Sulle tre priorità realistiche (in ordine di importanza) per uno «choc competitivo» che scuota l'Italia dal torpore (e quindi per la prossima manovra), pochi dubbi da parte degli imprenditori. Anzi, nessuno. Per il 42,9% la prima (con distacco) è "ridurre il cuneo fiscale e contributivo sul lavoro", indicata inoltre come seconda priorità dal 21,1% e come terza dal 12,6%. Seconda in ordine di priorità è "ridurre la spesa pubblica", in cima per il 14,7% (seconda per il 16%, terza per il 14,5). Conquista il podio come terza azione prioritaria "investire in istruzione, formazione, innovazione, R&S", indicata come prima leva competitiva dal 12,3% (seconda e terza rispettivamente dal 19,3 e dal 17%). Solo ai piedi del podio invece la "riduzione del carico fiscale su tutti i contribuenti indipendentemente dal livello di reddito" (flat tax), priorità numero uno per il 9,9% (seconda per il 14,7, terza per l'8,9). Tra le riforme istituzionali più che economiche, "realizzare condizioni di maggiore autonomia per le Regioni che lo chiedono" è dal primo al terzo posto tra le priorità per la competitività dell'Italia per un quarto degli imprenditori (24,8%). Freddezza invece sulla "introduzione del salario minimo" (il maggior costo per le imprese è stimato in 6,7 miliardi), indicata tra le prime tre priorità solo dal 7,1%.

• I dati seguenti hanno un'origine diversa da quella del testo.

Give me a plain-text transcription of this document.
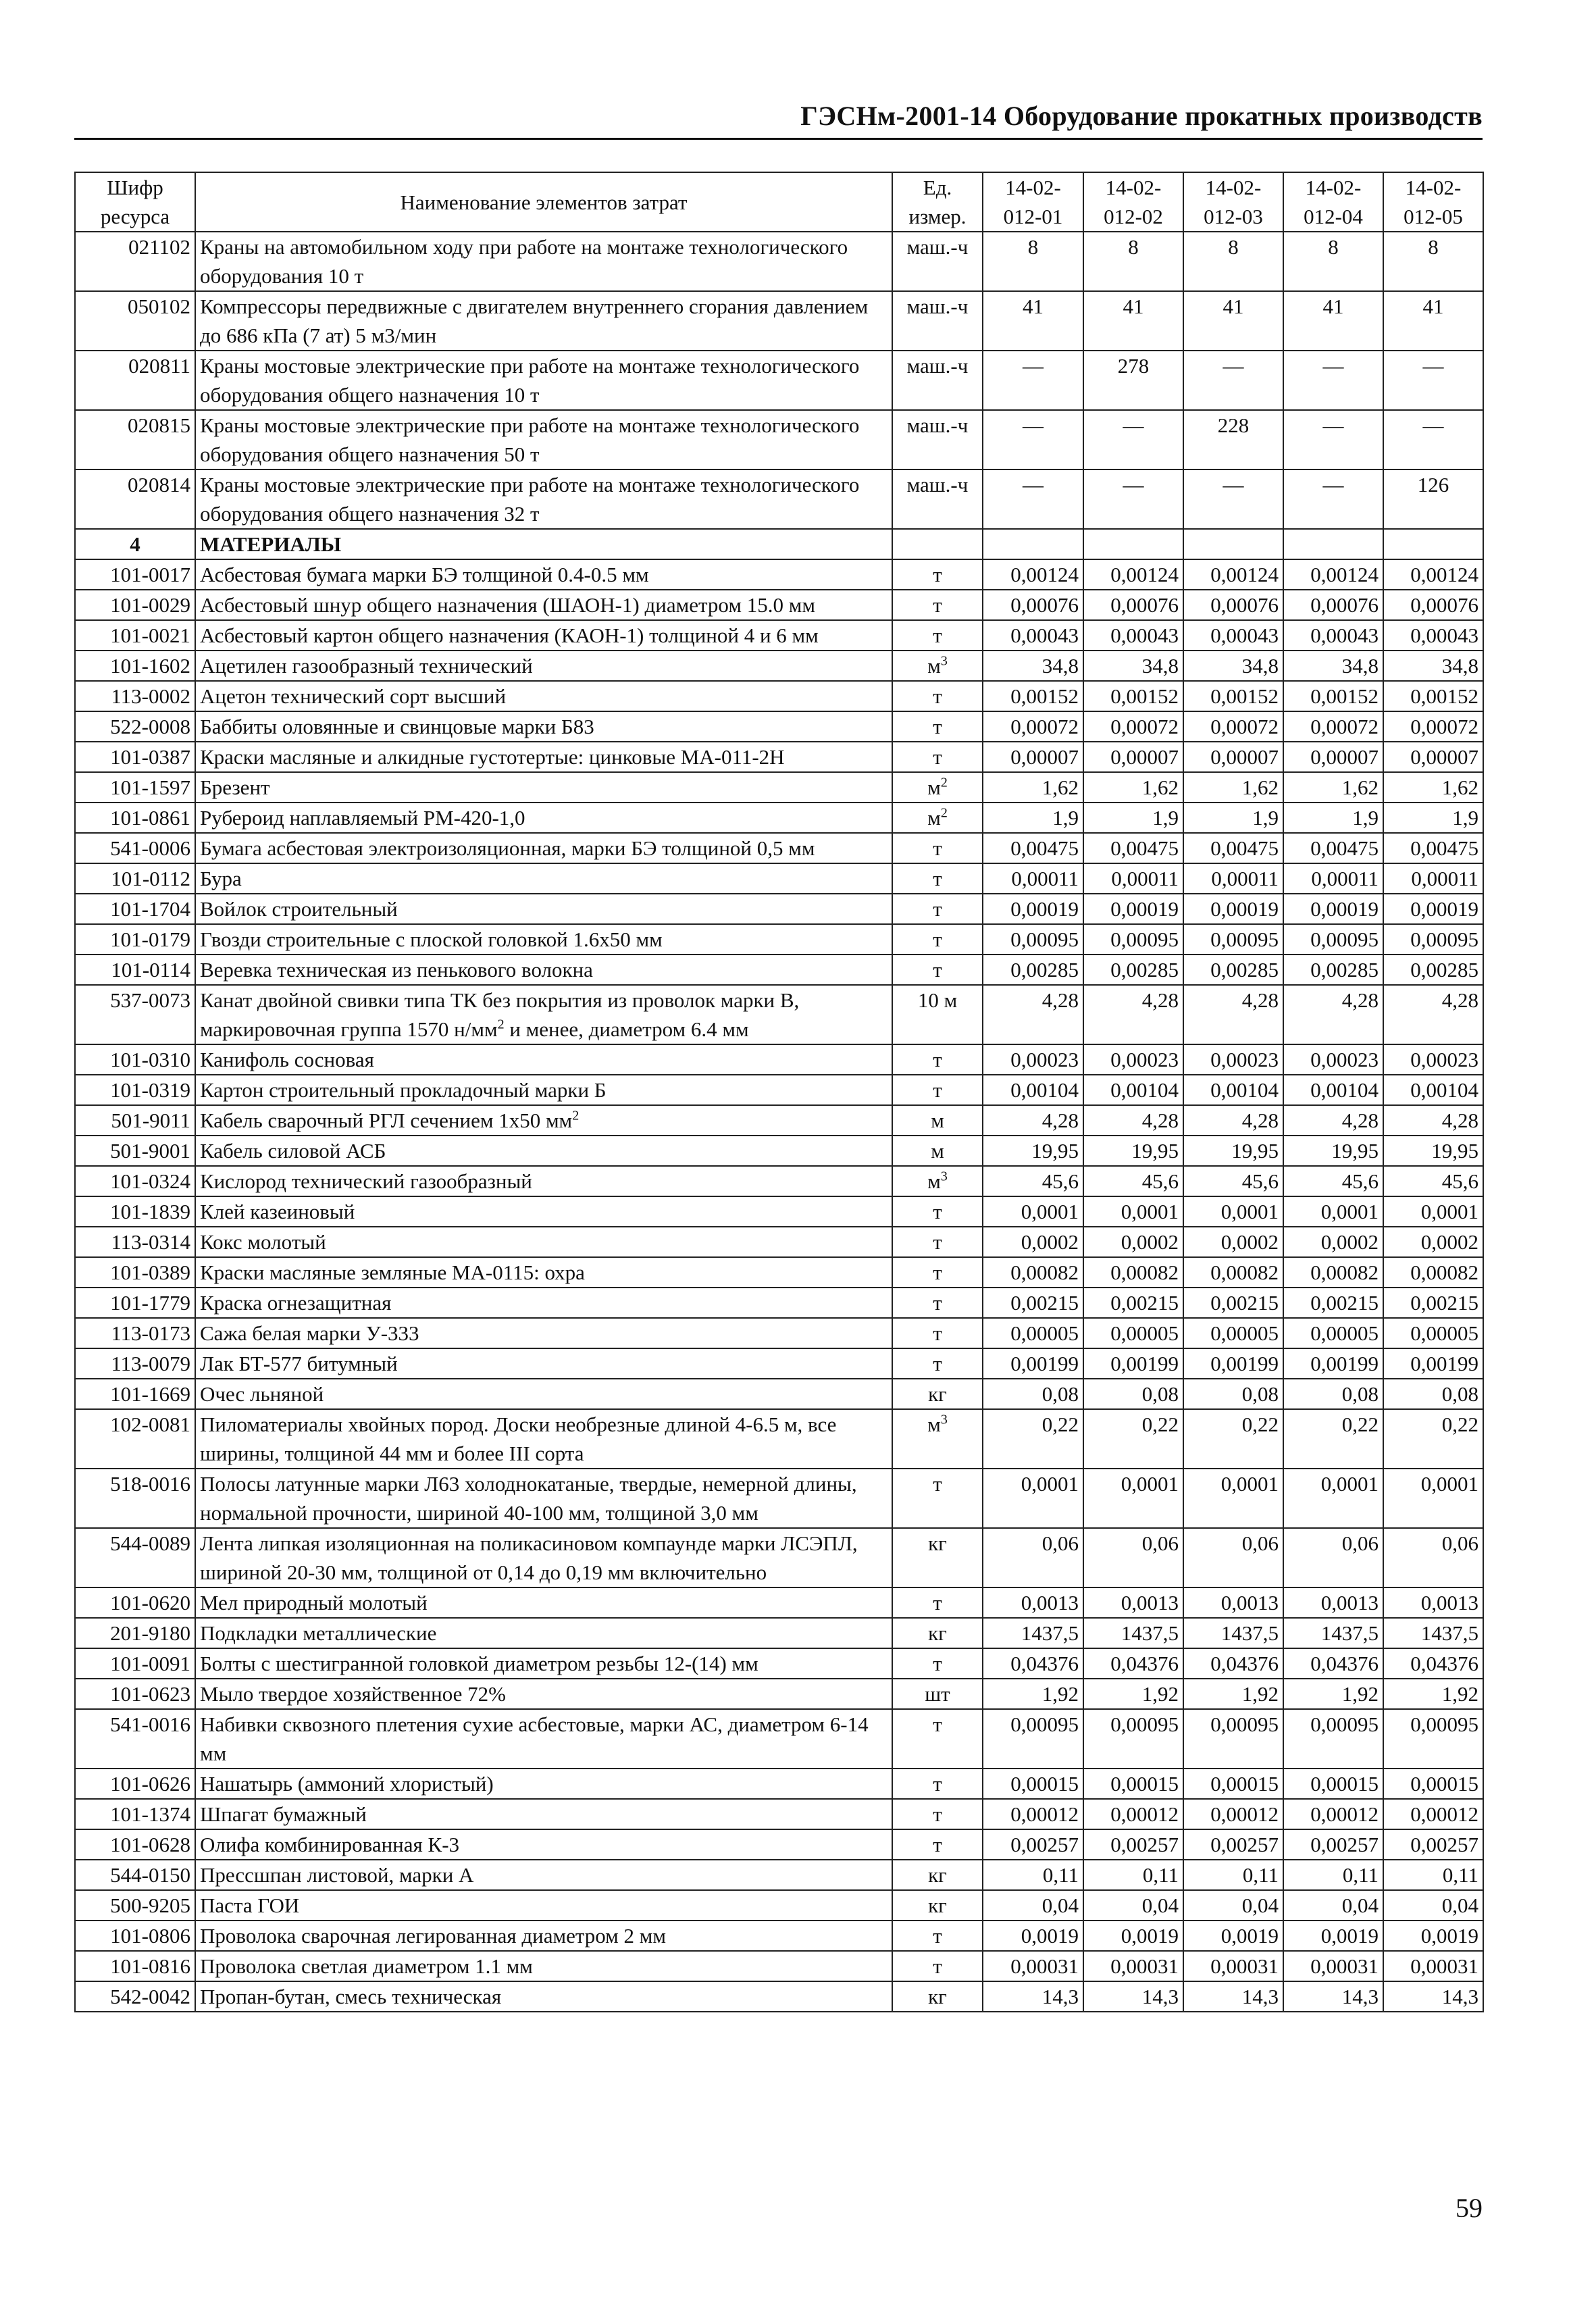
ГЭСНм-2001-14 Оборудование прокатных производств
Шифр ресурса	Наименование элементов затрат	Ед. измер.	14-02-012-01	14-02-012-02	14-02-012-03	14-02-012-04	14-02-012-05
021102	Краны на автомобильном ходу при работе на монтаже технологического оборудования 10 т	маш.-ч	8	8	8	8	8
050102	Компрессоры передвижные с двигателем внутреннего сгорания давлением до 686 кПа (7 ат) 5 м3/мин	маш.-ч	41	41	41	41	41
020811	Краны мостовые электрические при работе на монтаже технологического оборудования общего назначения 10 т	маш.-ч	—	278	—	—	—
020815	Краны мостовые электрические при работе на монтаже технологического оборудования общего назначения 50 т	маш.-ч	—	—	228	—	—
020814	Краны мостовые электрические при работе на монтаже технологического оборудования общего назначения 32 т	маш.-ч	—	—	—	—	126
4	МАТЕРИАЛЫ						
101-0017	Асбестовая бумага марки БЭ толщиной 0.4-0.5 мм	т	0,00124	0,00124	0,00124	0,00124	0,00124
101-0029	Асбестовый шнур общего назначения (ШАОН-1) диаметром 15.0 мм	т	0,00076	0,00076	0,00076	0,00076	0,00076
101-0021	Асбестовый картон общего назначения (КАОН-1) толщиной 4 и 6 мм	т	0,00043	0,00043	0,00043	0,00043	0,00043
101-1602	Ацетилен газообразный технический	$м^3$	34,8	34,8	34,8	34,8	34,8
113-0002	Ацетон технический сорт высший	т	0,00152	0,00152	0,00152	0,00152	0,00152
522-0008	Баббиты оловянные и свинцовые марки Б83	т	0,00072	0,00072	0,00072	0,00072	0,00072
101-0387	Краски масляные и алкидные густотертые: цинковые МА-011-2Н	т	0,00007	0,00007	0,00007	0,00007	0,00007
101-1597	Брезент	$м^2$	1,62	1,62	1,62	1,62	1,62
101-0861	Рубероид наплавляемый РМ-420-1,0	$м^2$	1,9	1,9	1,9	1,9	1,9
541-0006	Бумага асбестовая электроизоляционная, марки БЭ толщиной 0,5 мм	т	0,00475	0,00475	0,00475	0,00475	0,00475
101-0112	Бура	т	0,00011	0,00011	0,00011	0,00011	0,00011
101-1704	Войлок строительный	т	0,00019	0,00019	0,00019	0,00019	0,00019
101-0179	Гвозди строительные с плоской головкой 1.6x50 мм	т	0,00095	0,00095	0,00095	0,00095	0,00095
101-0114	Веревка техническая из пенькового волокна	т	0,00285	0,00285	0,00285	0,00285	0,00285
537-0073	Канат двойной свивки типа ТК без покрытия из проволок марки В, маркировочная группа 1570 $н/мм^2$ и менее, диаметром 6.4 мм	10 м	4,28	4,28	4,28	4,28	4,28
101-0310	Канифоль сосновая	т	0,00023	0,00023	0,00023	0,00023	0,00023
101-0319	Картон строительный прокладочный марки Б	т	0,00104	0,00104	0,00104	0,00104	0,00104
501-9011	Кабель сварочный РГЛ сечением 1x50 $мм^2$	м	4,28	4,28	4,28	4,28	4,28
501-9001	Кабель силовой АСБ	м	19,95	19,95	19,95	19,95	19,95
101-0324	Кислород технический газообразный	$м^3$	45,6	45,6	45,6	45,6	45,6
101-1839	Клей казеиновый	т	0,0001	0,0001	0,0001	0,0001	0,0001
113-0314	Кокс молотый	т	0,0002	0,0002	0,0002	0,0002	0,0002
101-0389	Краски масляные земляные МА-0115: охра	т	0,00082	0,00082	0,00082	0,00082	0,00082
101-1779	Краска огнезащитная	т	0,00215	0,00215	0,00215	0,00215	0,00215
113-0173	Сажа белая марки У-333	т	0,00005	0,00005	0,00005	0,00005	0,00005
113-0079	Лак БТ-577 битумный	т	0,00199	0,00199	0,00199	0,00199	0,00199
101-1669	Очес льняной	кг	0,08	0,08	0,08	0,08	0,08
102-0081	Пиломатериалы хвойных пород. Доски необрезные длиной 4-6.5 м, все ширины, толщиной 44 мм и более III сорта	$м^3$	0,22	0,22	0,22	0,22	0,22
518-0016	Полосы латунные марки Л63 холоднокатаные, твердые, немерной длины, нормальной прочности, шириной 40-100 мм, толщиной 3,0 мм	т	0,0001	0,0001	0,0001	0,0001	0,0001
544-0089	Лента липкая изоляционная на поликасиновом компаунде марки ЛСЭПЛ, шириной 20-30 мм, толщиной от 0,14 до 0,19 мм включительно	кг	0,06	0,06	0,06	0,06	0,06
101-0620	Мел природный молотый	т	0,0013	0,0013	0,0013	0,0013	0,0013
201-9180	Подкладки металлические	кг	1437,5	1437,5	1437,5	1437,5	1437,5
101-0091	Болты с шестигранной головкой диаметром резьбы 12-(14) мм	т	0,04376	0,04376	0,04376	0,04376	0,04376
101-0623	Мыло твердое хозяйственное 72%	шт	1,92	1,92	1,92	1,92	1,92
541-0016	Набивки сквозного плетения сухие асбестовые, марки АС, диаметром 6-14 мм	т	0,00095	0,00095	0,00095	0,00095	0,00095
101-0626	Нашатырь (аммоний хлористый)	т	0,00015	0,00015	0,00015	0,00015	0,00015
101-1374	Шпагат бумажный	т	0,00012	0,00012	0,00012	0,00012	0,00012
101-0628	Олифа комбинированная К-3	т	0,00257	0,00257	0,00257	0,00257	0,00257
544-0150	Прессшпан листовой, марки А	кг	0,11	0,11	0,11	0,11	0,11
500-9205	Паста ГОИ	кг	0,04	0,04	0,04	0,04	0,04
101-0806	Проволока сварочная легированная диаметром 2 мм	т	0,0019	0,0019	0,0019	0,0019	0,0019
101-0816	Проволока светлая диаметром 1.1 мм	т	0,00031	0,00031	0,00031	0,00031	0,00031
542-0042	Пропан-бутан, смесь техническая	кг	14,3	14,3	14,3	14,3	14,3
59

Quanto alle sfide globali o fattori di instabilità che preoccupano gli imprenditori per gli effetti negativi sul contesto economico e le performance aziendali, fra tutti spicca "l'eventuale esplosione di una crisi del debito in Italia", primo timore per il 50,2% (secondo per il 19,3%, terzo per il 13,5). Seguono, a distanza, l'instabilità dell'Ue dopo le ultime elezioni per il 16% (secondo e terzo fattore di instabilità per il 28 e il 21,8%) e le conseguenze della Trumpnomics, il protezionismo commerciale americano per il 15,7% (secondo per il 21,7, terzo per il 19,1). Tra i maggiori timori anche l'egemonia economica cinese. Sembra preoccupare di meno l'aggravarsi delle tensioni Usa-Iran e ancor meno, in chiave globale, il tema dei migranti e del controllo delle frontiere.